Deere BP, Ferdinand KC.Curr Opin Cardiol. 2020 Jul;35(4):342-350. doi: 10.1097/HCO.0000000000000742.PMID: 32398604 Review.
Purpose of review: United States racial/ethnic minorities may experience disproportionate hypertension (HTN) morbidity and mortality. This review discusses recent literature regarding the differential impact of HTN, especially among African Americans and Hispanics.

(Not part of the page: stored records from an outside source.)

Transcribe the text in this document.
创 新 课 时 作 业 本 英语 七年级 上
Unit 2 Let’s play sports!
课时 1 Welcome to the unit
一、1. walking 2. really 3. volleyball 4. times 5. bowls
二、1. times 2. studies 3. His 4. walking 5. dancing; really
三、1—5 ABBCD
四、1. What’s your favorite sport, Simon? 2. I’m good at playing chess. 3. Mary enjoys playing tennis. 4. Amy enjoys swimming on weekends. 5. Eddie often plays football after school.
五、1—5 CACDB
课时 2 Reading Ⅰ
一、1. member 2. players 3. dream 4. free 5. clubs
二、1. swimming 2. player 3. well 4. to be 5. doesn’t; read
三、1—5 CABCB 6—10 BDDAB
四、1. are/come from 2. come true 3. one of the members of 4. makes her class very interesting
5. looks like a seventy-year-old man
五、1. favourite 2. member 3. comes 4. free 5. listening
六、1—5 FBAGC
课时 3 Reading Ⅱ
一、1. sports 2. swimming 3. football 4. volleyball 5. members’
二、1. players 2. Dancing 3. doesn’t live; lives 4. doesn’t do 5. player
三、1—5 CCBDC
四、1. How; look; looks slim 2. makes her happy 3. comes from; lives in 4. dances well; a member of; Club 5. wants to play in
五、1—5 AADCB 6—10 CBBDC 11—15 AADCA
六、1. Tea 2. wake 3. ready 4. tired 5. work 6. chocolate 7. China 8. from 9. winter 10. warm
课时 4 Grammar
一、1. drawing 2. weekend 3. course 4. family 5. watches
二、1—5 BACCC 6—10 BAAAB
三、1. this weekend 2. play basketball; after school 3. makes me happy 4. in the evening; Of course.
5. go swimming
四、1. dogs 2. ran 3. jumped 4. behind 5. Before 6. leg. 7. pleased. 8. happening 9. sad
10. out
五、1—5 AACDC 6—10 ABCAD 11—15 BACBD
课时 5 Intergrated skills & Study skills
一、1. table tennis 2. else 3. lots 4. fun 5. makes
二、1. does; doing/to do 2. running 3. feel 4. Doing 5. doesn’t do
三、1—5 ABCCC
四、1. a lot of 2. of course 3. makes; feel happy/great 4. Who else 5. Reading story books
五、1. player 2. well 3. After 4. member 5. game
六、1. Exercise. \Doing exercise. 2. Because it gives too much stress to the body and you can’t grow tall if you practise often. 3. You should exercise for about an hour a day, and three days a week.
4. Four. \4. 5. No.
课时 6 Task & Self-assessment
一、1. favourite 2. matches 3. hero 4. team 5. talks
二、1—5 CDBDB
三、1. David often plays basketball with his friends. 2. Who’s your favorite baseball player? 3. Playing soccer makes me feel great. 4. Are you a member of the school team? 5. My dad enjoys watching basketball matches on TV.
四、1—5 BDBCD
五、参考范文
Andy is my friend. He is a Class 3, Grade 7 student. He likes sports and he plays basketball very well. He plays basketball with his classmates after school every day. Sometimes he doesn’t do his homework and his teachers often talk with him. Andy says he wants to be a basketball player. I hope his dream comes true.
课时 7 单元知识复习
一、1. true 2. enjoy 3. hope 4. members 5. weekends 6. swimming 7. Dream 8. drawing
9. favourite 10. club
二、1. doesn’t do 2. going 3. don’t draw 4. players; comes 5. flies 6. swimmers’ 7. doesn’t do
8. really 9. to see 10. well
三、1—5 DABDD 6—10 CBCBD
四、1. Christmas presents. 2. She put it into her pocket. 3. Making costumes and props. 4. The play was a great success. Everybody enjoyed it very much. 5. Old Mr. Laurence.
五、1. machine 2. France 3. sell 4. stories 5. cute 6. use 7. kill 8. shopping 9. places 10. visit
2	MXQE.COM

Recent findings: Although disparities in HTN prevalence, control, and outcomes persist in racial/ethnic minorities relative to non-Hispanic Whites, racial/ethnic minorities are frequently underrepresented in genetic and clinical studies. Genomics have improved our understanding of HTN, but with no clinically useful application, the role of social determinants of health in HTN disparities is increasingly recognized. Team-based approaches with targeted, multilevel interventions may overcome barriers that uniquely impact racial/ethnic minorities.
Summary: Despite extensive epidemiological research, racial/ethnic minorities remain at higher risk HTN-related morbidity and mortality. Translational efforts may address the differential impact of HTN in racial/ethnic minorities. This review highlights recent research and concepts related to HTN and race/ethnicity.